Falak Chhaya1 Dinesh Reddy1 Sarthak Upadhyay1 Visesh Chari1 M. Zeeshan Zia2 K. Madhava Krishna1
1 IIIT Hyderabad, India 2 Retrocausal, Inc
Reasoning about objects in images and videos using 3D representations is re-emerging as a popular paradigm in computer vision. Specifically, in the context of scene understanding for roads, 3D vehicle detection and tracking from monocular videos still needs a lot of attention to enable practical applications. Current approaches leverage two kinds of information to deal with the vehicle detection and tracking problem: (1) 3D representations (eg. wireframe models or voxel based or CAD models) for diverse vehicle skeletal structures learnt from data, and (2) classifiers trained to detect vehicles or vehicle parts in single images built on top of a basic feature extraction step. In this paper, we propose to extend current approaches in two ways. First, we extend detection to a multiple view setting. We show that leveraging information given by feature or part detectors in multiple images can lead to more accurate detection results than single image detection.

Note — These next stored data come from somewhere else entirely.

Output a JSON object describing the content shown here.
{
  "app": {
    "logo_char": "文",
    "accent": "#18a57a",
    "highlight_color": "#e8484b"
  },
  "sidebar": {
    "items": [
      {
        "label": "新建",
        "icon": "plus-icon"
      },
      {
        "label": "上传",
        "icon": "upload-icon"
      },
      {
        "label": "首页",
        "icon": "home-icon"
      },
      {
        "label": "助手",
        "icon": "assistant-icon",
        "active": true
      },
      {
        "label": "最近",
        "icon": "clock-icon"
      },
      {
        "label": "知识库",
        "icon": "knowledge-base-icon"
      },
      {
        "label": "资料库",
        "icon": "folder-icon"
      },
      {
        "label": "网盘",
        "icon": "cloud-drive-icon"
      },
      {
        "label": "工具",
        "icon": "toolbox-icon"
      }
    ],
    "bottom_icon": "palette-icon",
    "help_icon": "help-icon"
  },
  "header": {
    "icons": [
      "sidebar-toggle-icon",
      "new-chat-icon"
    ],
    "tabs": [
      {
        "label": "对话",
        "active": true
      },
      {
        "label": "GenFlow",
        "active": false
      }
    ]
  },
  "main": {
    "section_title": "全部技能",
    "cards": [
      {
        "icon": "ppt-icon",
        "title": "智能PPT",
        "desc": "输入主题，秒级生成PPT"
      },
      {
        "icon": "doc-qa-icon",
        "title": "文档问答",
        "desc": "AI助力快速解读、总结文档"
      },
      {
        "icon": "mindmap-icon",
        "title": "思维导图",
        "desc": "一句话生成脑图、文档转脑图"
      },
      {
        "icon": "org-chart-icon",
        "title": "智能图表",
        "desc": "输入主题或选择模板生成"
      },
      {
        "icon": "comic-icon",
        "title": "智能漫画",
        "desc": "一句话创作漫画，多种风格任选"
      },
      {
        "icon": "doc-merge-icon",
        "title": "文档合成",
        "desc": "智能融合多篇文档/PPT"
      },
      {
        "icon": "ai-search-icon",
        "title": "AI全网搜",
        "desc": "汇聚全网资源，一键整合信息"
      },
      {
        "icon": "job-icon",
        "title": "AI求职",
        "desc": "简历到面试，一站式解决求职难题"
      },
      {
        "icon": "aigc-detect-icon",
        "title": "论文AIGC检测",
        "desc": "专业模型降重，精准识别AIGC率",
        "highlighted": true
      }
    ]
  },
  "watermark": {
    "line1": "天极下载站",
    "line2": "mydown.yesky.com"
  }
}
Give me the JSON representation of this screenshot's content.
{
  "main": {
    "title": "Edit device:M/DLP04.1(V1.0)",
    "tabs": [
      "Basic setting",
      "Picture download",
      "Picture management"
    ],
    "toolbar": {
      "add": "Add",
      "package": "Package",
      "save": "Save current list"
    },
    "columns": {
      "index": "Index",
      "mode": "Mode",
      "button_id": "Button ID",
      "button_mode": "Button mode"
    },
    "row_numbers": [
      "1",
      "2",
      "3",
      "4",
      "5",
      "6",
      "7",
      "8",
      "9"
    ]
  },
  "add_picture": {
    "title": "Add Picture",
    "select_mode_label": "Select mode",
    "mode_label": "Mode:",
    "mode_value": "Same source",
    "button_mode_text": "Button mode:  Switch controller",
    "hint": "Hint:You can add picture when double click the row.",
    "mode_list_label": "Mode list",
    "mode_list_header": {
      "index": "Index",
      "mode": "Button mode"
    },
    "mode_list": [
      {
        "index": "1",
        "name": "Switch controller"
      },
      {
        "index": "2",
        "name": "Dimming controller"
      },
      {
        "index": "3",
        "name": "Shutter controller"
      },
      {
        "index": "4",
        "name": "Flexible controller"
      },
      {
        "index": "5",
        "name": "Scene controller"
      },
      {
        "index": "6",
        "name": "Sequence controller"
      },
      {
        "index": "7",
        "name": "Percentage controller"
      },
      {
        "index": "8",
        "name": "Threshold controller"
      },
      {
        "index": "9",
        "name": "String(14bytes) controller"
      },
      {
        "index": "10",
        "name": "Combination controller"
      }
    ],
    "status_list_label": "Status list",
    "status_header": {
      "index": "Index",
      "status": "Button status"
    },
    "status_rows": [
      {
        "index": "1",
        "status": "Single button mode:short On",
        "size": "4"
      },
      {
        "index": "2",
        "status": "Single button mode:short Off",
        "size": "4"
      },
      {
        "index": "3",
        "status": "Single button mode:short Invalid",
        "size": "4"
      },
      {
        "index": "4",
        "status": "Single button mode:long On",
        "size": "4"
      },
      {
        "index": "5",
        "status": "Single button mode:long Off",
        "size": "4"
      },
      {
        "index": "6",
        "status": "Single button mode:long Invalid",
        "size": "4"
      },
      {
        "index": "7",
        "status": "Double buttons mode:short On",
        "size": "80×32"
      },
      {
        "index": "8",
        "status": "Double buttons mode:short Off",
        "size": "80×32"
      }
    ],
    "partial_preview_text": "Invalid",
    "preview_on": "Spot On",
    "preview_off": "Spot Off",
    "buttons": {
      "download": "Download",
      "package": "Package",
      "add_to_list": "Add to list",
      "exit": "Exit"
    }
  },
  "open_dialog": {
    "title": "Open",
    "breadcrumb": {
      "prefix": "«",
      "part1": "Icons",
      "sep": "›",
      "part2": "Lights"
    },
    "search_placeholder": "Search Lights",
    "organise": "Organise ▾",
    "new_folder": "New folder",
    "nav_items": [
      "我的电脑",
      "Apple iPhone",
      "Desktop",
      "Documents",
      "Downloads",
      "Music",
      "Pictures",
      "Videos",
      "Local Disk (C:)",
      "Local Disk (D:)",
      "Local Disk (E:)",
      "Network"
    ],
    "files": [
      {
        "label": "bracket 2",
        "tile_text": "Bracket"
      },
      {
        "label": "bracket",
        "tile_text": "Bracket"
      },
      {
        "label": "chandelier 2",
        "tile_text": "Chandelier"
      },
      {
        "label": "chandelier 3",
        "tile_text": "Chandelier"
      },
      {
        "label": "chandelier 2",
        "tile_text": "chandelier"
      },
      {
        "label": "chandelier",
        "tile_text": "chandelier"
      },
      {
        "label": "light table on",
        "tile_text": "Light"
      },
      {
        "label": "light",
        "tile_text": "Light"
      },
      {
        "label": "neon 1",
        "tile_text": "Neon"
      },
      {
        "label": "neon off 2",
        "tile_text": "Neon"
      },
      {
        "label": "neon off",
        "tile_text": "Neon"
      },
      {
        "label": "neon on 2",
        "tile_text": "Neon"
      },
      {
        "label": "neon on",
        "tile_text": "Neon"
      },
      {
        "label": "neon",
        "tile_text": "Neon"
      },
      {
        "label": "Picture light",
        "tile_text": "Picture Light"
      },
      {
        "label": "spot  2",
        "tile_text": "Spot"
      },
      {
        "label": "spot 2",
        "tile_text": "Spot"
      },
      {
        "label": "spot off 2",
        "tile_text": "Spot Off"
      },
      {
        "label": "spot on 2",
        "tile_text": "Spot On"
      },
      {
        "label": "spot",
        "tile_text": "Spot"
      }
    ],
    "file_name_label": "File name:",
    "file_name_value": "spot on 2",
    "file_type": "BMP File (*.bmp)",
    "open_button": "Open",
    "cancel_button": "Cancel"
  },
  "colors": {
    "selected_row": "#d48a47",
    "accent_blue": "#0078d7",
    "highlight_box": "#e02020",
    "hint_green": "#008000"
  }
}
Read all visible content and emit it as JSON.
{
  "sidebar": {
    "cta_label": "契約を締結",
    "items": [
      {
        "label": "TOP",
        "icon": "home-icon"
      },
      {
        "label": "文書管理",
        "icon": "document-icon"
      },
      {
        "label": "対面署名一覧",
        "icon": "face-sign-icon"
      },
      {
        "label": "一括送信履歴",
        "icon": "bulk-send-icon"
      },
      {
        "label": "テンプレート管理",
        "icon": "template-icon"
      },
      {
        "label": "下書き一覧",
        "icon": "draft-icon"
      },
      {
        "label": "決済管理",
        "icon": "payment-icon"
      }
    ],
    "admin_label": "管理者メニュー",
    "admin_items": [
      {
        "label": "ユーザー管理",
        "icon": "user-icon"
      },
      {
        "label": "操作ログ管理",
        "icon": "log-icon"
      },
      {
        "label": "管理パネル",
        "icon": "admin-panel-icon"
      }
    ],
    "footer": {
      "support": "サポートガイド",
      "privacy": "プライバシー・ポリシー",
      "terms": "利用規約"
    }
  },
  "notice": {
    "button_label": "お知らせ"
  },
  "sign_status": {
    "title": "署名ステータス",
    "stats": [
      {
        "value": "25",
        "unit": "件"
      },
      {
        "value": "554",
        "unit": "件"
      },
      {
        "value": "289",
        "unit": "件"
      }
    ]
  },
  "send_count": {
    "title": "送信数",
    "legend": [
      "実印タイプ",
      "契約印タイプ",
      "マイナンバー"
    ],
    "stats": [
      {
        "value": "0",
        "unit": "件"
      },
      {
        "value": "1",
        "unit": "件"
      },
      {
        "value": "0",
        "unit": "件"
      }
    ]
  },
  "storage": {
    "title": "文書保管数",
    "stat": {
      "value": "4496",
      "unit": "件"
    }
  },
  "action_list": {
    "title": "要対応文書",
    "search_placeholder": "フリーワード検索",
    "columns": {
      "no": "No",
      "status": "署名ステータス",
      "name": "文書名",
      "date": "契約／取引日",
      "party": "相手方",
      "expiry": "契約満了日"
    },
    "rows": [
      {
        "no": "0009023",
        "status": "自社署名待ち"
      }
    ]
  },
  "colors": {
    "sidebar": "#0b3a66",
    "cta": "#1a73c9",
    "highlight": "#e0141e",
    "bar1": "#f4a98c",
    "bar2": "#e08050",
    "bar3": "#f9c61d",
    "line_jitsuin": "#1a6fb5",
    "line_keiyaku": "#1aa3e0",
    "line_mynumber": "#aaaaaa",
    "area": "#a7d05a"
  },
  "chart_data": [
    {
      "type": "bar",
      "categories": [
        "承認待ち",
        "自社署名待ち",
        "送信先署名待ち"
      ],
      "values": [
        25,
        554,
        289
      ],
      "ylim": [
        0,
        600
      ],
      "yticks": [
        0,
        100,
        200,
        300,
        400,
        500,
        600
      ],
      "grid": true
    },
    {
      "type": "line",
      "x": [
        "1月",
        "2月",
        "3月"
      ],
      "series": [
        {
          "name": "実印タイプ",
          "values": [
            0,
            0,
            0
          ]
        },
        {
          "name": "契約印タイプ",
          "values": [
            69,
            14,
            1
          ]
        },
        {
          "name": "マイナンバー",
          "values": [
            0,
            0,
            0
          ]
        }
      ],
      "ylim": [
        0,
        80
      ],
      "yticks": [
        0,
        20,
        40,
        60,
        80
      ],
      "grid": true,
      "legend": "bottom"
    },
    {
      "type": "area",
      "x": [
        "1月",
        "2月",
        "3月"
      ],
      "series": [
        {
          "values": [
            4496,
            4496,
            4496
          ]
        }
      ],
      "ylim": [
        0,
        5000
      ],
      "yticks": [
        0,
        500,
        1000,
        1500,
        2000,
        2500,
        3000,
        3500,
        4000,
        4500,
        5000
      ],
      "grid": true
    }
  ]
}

Secondly, we show that given multiple images of a vehicle, we can also leverage 3D information from the scene generated using a unique structure from motion algorithm. This helps us localize the vehicle in 3D, and constrain the parameters of optimization for fitting the 3D model to image data. We show results on the KITTI dataset, and demonstrate superior results compared with recent state-of-theart methods, with upto 14.64 % improvement in localization error.